BV: This is something that is best handled by individual markets. This is primarily because each country in Africa is at a different stage of its growth trajectory and development.
We’ve already witnessed a number of cross-border projects struggling to achieve success quickly. When many governments collaborate, it is often the case that there’s an added level of complexity. The lead time of projects increases when you Involve a third-party – such as the World Bank and MIGA – to ensure political and economic risk insurance.
This issue isn’t exclusive to Africa but is a common theme among developing countries – evidenced by the complex make-up of cross border projects across Asia, particularly in Thailand and Laos, which is stymieing the progress of sustainable projects.
All things considered, cross-border collaboration has undeniable benefits but, in the case of a transitioning to renewable energies, I am of the opinion that an individual approach proves better as there is less ‘red tape’ and countries can focus on their own specific domestic requirements.
ACMN: South Africa has been a leader in encouraging sustainable finance and investments.

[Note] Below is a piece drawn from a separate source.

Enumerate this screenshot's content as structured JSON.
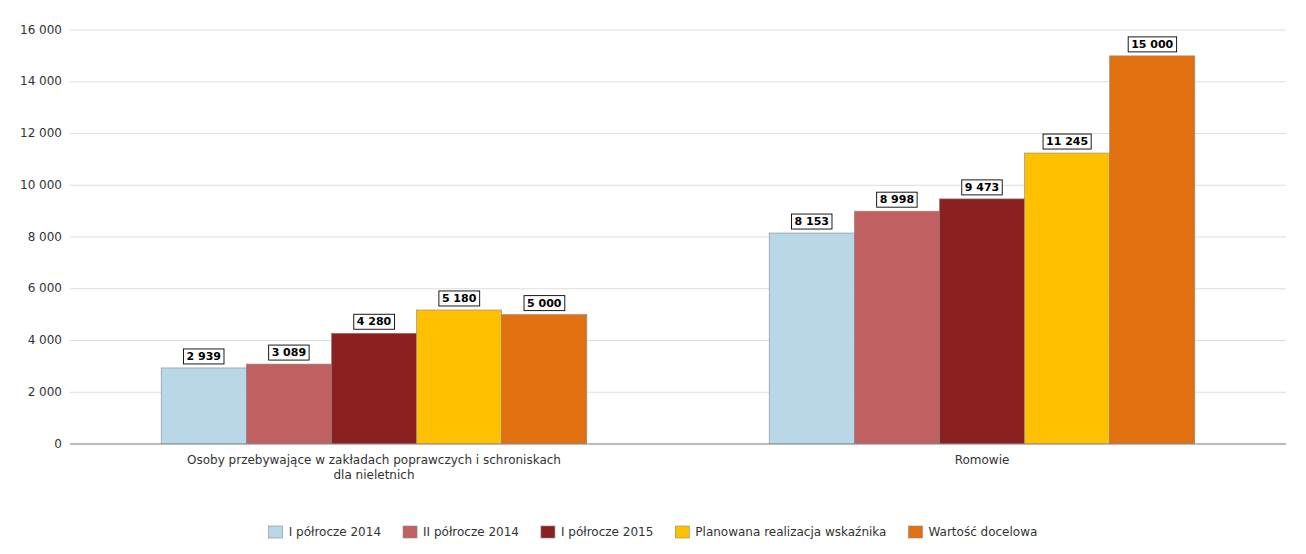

What is the “secret sauce” that South Africa applies?
BV: The South African government has spent a lot of time, energy and effort onboarding the right consultants from the financial, legal, and technical perspectives. They formulated a bankable suite of project documents to appease key parties – namely the developer community and the financing community. This addressed the most concerning issue in Africa around the bankability of renewable projects and, in turn, enabled South Africa to solicit investment from equity providers and the developer community. This was time well-spent, culminating in a large number of projects being rolled out in quickly with a ‘copy & paste’ approach on the documentation and financing model. This is really the ‘secret sauce’ that South Africa has compared to its counterparts.

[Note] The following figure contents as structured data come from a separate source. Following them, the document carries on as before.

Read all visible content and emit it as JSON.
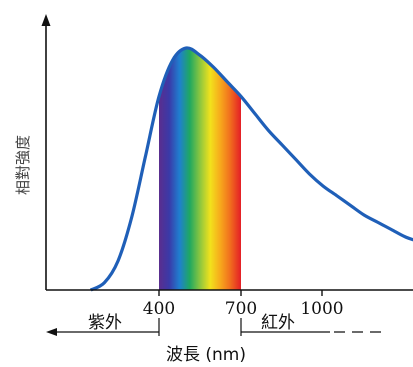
{
  "chart_data": {
    "type": "line",
    "title": "",
    "xlabel": "波長 (nm)",
    "ylabel": "相對強度",
    "x_ticks": [
      400,
      700,
      1000
    ],
    "xlim": [
      0,
      1500
    ],
    "ylim": [
      0,
      1.05
    ],
    "grid": false,
    "legend": "none",
    "series": [
      {
        "x": [
          150,
          200,
          250,
          300,
          350,
          400,
          450,
          500,
          550,
          600,
          650,
          700,
          750,
          800,
          850,
          900,
          950,
          1000,
          1050,
          1100,
          1150,
          1200,
          1250,
          1300,
          1350,
          1400,
          1450,
          1500
        ],
        "y": [
          0.0,
          0.03,
          0.12,
          0.3,
          0.55,
          0.8,
          0.95,
          1.0,
          0.97,
          0.92,
          0.86,
          0.8,
          0.73,
          0.66,
          0.6,
          0.54,
          0.48,
          0.43,
          0.39,
          0.35,
          0.31,
          0.28,
          0.25,
          0.22,
          0.2,
          0.18,
          0.16,
          0.14
        ]
      }
    ],
    "colors": {
      "curve": "#1f5fb8",
      "spectrum": [
        "#5b2d8e",
        "#3a3aa8",
        "#1f7fd0",
        "#1fa860",
        "#8cc63f",
        "#f2e21c",
        "#f7a81c",
        "#f06a1e",
        "#e41e26"
      ]
    },
    "region_labels": {
      "ultraviolet": "紫外",
      "infrared": "紅外"
    }
  }
}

“South Africa has rolled out 112 independent power producers (IPPs) and secured over $13bn in investment”Bhavtik Vallabhjee, Absa
A few other factors played their roles. Many projects in South Africa benefitted from a government guarantee which ultimately fast-tracked projects and ensured a proper risk-allocation between the various key counterparties. On top of this, South Africa’s financial system is relatively advanced, meaning that most projects have not required a political risk insurance. This is often a precursor requirement in many other African markets and, in most cases, slows projects from achieving financial close quickly.
As a result of the above factors (amongst others), it comes as no surprise that South Africa has rolled out 112 IPPs in renewable energy and secured more than ZAR 210 billion of foreign direct investment (FDI) over the past 10 years.
ACMN: What is Absa able to do to support the just transition at a regional level?
BV: Looking at the plans for the next 5 to 10 years at Absa, there’s certainly a drive towards pushing the green agenda. Over last 10 years, we’ve already had 5 successful rounds of renewable energy procurement in South Africa alone.
There’s no doubt that Absa is at the forefront on financing renewable projects – we’ve financed more than 34 projects equating to around 3,300 megawatts across wind, solar PV or concentrated solar power (CSP), with many more projects in the throes of financial closure with our team currently.
Due to our regional presence across 14 markets in Africa, we are closely entrenched into these markets. We share our expertise with governments on best practice in terms of structuring and financing what we’ve done in other markets.
More importantly, we encapsulate sustainability more widely across sectors such as real estate, mining, oil & gas, water, power, etc – where we are looking at many innovative products and solutions to support the sustainability theme.
We are a responsible corporate citizen with aggressive targets to support sustainable projects (including energy) across Africa over the next several years.